Restraining spending now, he said, would be like “shooting ourselves on our foot” because it would further weaken recovery.
“We need to be able to work on improving consumption,” Ravelas said.
He also said the government must convince the public that it is acting decisively to stabilize prices.
“When it comes to fighting inflation, we need to show our countrymen, from a government perspective, that prices are stable. That would be a good opportunity so that they will believe the government is doing something,” he said.
Ravelas noted the country should also invest in upskilling workers to improve employment prospects.
Given the inflation pressure, he said the Bangko Sentral ng Pilipinas is likely to take a defensive policy stance and raise interest rates by 50 to 75 basis points, although it must balance inflation control with the need to support growth.
A separate report from the De La Salle University Carlos L. Tiu School of Economics said inflation is being driven mainly by fuel, as higher energy costs feed into transport, logistics, and production.
“Fuel costs have more than doubled since the war began, pushing inflation sharply higher from May through August 2026. We expect inflation to peak at around 8 percent in August,” economists Jesus Felipe, Mariel Monica Sauler, Gerome Vedeja, political scientist Susan Kurdli, and research assistant Seth Paolo Paden said in the school’s May economic report.

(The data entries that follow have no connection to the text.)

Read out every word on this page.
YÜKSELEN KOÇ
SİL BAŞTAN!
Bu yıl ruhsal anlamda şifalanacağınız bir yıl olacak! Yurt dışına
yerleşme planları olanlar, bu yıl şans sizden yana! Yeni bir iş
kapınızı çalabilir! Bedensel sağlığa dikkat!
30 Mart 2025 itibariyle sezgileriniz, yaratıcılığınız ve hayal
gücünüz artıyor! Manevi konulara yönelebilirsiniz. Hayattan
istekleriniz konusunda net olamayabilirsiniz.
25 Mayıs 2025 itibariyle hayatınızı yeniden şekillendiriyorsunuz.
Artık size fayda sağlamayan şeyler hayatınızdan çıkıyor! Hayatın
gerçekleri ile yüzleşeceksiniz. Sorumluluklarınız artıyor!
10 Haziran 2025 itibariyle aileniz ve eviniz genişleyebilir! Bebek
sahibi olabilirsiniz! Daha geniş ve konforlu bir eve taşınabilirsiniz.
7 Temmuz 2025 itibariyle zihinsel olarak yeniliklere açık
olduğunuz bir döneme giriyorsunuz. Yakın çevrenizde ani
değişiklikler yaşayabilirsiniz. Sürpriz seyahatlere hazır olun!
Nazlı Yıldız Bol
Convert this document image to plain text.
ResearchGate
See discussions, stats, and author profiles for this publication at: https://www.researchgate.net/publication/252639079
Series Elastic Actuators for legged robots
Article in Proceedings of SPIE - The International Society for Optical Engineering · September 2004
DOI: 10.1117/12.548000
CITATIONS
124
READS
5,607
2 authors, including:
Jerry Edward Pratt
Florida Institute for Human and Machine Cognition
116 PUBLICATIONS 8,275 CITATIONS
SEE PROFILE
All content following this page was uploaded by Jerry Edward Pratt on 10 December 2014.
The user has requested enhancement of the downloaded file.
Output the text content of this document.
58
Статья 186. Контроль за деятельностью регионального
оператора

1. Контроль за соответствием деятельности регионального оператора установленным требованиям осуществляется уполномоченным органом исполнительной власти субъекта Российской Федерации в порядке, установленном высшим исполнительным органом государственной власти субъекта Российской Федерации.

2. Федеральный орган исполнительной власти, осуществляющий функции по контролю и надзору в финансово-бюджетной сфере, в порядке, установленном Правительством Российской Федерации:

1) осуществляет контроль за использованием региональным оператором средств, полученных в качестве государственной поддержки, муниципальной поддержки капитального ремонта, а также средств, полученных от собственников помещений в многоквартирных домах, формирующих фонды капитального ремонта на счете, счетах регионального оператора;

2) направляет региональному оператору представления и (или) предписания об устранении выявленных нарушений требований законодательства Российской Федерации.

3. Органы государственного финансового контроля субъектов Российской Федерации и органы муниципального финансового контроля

They said the disruption in the Strait of Hormuz has also cut off roughly a third of global fertilizer supply, keeping inflation elevated through the end of 2026.
By early 2027, the report said, energy and fertilizer pressures are expected to ease, with inflation likely to return to the BSP’s 2 percent to 4 percent target band by April 2027 and settle at around 2.8 percent in 2028.
The DLSU economists said the current inflation surge is a supply shock caused by war-related disruptions in global energy and food markets, making interest rate increases an imperfect response.
“Higher interest rates will neither bring oil prices down nor reopen the Strait of Hormuz. What they will do is make borrowing more expensive, slow investment, and constrict household spending,” they said.
Let me end this post by asking you readers: What is your reaction to this recent development? Do you think the economy of the Philippines will eventually fall into a state of stagflation this year? How are you dealing with the higher costs of living nowadays?